I am shocked that you have to pay for pre marital counseling. That seems absurd to me. I have never known anyone who had to pay for it through their church before.

The actual church rental is really cheap. My church charges $4000 for non members to marry there. I am not sure how much it is for members, as my doomed wedding was at a park by the Pastor.

I think my MIL gave the Pastor $200 as well.
I just can't get over them charging you for the counseling sessions
post #58 of 60
Thread Starter 
Things just cost money. I get that. I am not upset about the costs of things, it just all adds up, and that kind of sucks. I don't think any of the prices are unreasonable.

Like I said that cost for the actual church rental is only $150. But on top of that we need to pay for the janitorial staff and the sound/light tech people. A janitor needs to be in the building while we are there - it is a rule that they have, and is probably an insurance thing too. We also use pew chairs in the sanctuary instead of wooden pews, and they will need to be moved to create a centre aisle, and then back again for the service Sunday morning.
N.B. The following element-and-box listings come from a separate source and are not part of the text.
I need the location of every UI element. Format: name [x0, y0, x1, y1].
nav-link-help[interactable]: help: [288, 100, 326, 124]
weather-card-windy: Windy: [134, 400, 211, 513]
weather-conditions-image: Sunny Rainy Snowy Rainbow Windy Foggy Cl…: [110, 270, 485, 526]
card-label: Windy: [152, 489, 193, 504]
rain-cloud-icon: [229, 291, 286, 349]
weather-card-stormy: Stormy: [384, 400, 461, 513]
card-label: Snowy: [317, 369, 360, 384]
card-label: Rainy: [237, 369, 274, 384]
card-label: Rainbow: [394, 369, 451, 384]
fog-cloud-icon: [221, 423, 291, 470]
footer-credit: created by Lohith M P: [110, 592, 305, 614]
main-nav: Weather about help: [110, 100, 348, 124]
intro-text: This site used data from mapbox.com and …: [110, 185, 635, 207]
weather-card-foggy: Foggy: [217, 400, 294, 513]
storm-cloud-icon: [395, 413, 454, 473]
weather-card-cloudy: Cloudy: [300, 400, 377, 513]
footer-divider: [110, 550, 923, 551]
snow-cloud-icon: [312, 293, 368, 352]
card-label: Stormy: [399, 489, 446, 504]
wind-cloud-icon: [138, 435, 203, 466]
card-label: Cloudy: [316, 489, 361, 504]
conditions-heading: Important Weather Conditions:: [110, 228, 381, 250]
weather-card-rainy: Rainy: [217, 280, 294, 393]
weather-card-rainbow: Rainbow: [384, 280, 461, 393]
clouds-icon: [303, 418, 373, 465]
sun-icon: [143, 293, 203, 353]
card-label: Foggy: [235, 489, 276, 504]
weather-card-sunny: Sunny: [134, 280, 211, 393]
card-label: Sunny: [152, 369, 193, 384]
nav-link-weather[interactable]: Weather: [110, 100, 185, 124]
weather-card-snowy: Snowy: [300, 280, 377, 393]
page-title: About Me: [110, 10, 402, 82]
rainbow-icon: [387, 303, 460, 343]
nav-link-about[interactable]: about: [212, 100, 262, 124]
Someone needs to do this, and that person needs to be paid. The church is also pretty well wired when it comes to sounds and lights (it is an evangelical church with a worship band, instead of just an organ kind of place) and only the technical staff are allowed to use the equipment. Also understandable, and these people also need to be paid. The cost for the janitors is $20 an hour, and the tech staff is $40 an hour, for both rehersal and the ceremony.

The fee for counselling includes all materials. I don't have all of the details yet but I know we are using a set program. We have to go online and complete questionnaires beforehand. Three couples are getting married this summer so we are completing the program all together over a weekend, so the fee also includes meals. It is not like the Pastor is charging us to just chat with him in his office or anything like that.

So things cost money. I am ok with that, and it is all budgeted. I don't feel like anyone is profiting off of our wedding or anything like that. We live in a high COL area and it is just the way things are. C'est la vie.
post #59 of 60
no no no, that wasn't my point. it's all good to pay those fees to those people. my sister was married in her own catholic parish and paid for similar people to be there. i think it was $350. now, this is a "suggested donation"--and people get paid from it--and then they also recommend a "gift" for the alter servers. she found out from the priest that $10-25 ITunes gift cards were common for this.

but, i'm about saving money where one can.

so, if you would be happy to be married at home with the pastor there, then save that money and do it there.

i really wanted a pot-luck wedding where i would have provided cake and beverages, but family on both sides said "no no no" and that it was "tacky." well, it's common for quakers, so they didn't know what to do with us. LOL

ah well. we had a good time.

and when it comes to weddings, that's what matters.
post #60 of 60
Dh and I were married by a JOP. We didn't have money for a wedding. The point of getting married is to be together, not to have a big party (I should not say this as I'm a wedding photographer LOL). If you really do want to be married and not simply co-parenting/co-habitating, then get married on the cheap...JOP or small chapel ceremony. Where I live, you can have a small chapel ceremony for $100. Dh and I did this as a vow renewal last year but the venue does 95% weddings. We spent around $450, which we'd saved up by setting aside $100/mo for several months and that included me making florals, my dress, a ton of food (Olive Garden catering menu) and the cake (I bartered that one).

So get married--either have a JOP ceremony with an inexpensive party, or save the party till later.